I rang in my New Year whilst on a train to the airport. As depressing as it sounds, it actually wasn't that bad, because I had good company with me, and we were lucky enough to glimpse some fireworks at not too far a distance when the clock struck 12.

I had friends who didn't manage to get in to see the London Eye fireworks, because apparently security closed off the entrances fairly early. So I guess even if I was planning for a London countdown, it might not have been all that great. Public countdowns and all the smelly (if it wasn't winter), spitting people who always manage to step on my shoes have never been my favourite thing anyway.

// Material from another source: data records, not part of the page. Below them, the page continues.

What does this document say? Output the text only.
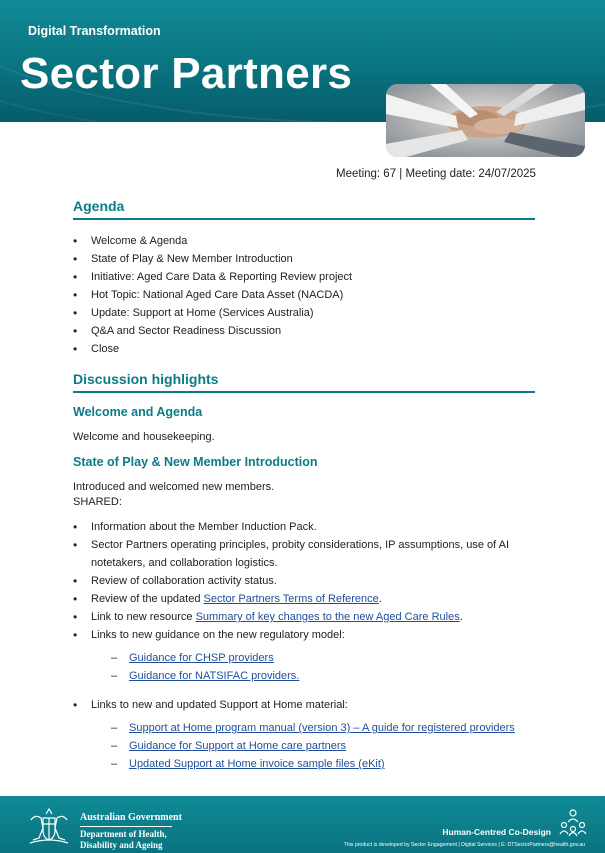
Digital Transformation
Sector Partners
Meeting: 67 | Meeting date: 24/07/2025
Agenda
• Welcome & Agenda
• State of Play & New Member Introduction
• Initiative: Aged Care Data & Reporting Review project
• Hot Topic: National Aged Care Data Asset (NACDA)
• Update: Support at Home (Services Australia)
• Q&A and Sector Readiness Discussion
• Close
Discussion highlights
Welcome and Agenda
Welcome and housekeeping.
State of Play & New Member Introduction
Introduced and welcomed new members.
SHARED:
• Information about the Member Induction Pack.
• Sector Partners operating principles, probity considerations, IP assumptions, use of AI notetakers, and collaboration logistics.
• Review of collaboration activity status.
• Review of the updated Sector Partners Terms of Reference.
• Link to new resource Summary of key changes to the new Aged Care Rules.
• Links to new guidance on the new regulatory model:
– Guidance for CHSP providers
– Guidance for NATSIFAC providers.
• Links to new and updated Support at Home material:
– Support at Home program manual (version 3) – A guide for registered providers
– Guidance for Support at Home care partners
– Updated Support at Home invoice sample files (eKit)
Australian Government
Department of Health,
Disability and Ageing
Human-Centred Co-Design
This product is developed by Sector Engagement | Digital Services | E: DTSectorPartners@health.gov.au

We had a flight to Zurich at 6.50am, New Years Day. For obvious reasons, it was ridiculously cheap to travel at such an hour, though public transport to the airport would've cost a bomb, hence why we opted to take the latest possible train there and spend a night at the airport to save costs.

I couldn't catch a wink of sleep at the airport though.

There were two ladies who bought bottles of (presumably cheap) champagne, and were offering them out to strangers, seeing as everyone was miserably stuck at the airport instead of partying it up. They started out being just excited, but as the night wore on, they became increasingly loud and drunk. And loud. Did I mention loud?

So yeah, not exactly a good start to the New Year. And it gets much worse.

For some reason, which in hindsight I really cannot fathom, all six of us going on the trip brought one trolley case and one backpack, and one handbag of course for all the girls. Which means that between our group of four girls and two guys, we had 16 pieces of hand luggage, which we had to find some way to compress into 6 pieces, as Easyjet only allowed one hand luggage apiece, with no allowance for personal items, meaning even our handbags had to be squished into our luggage.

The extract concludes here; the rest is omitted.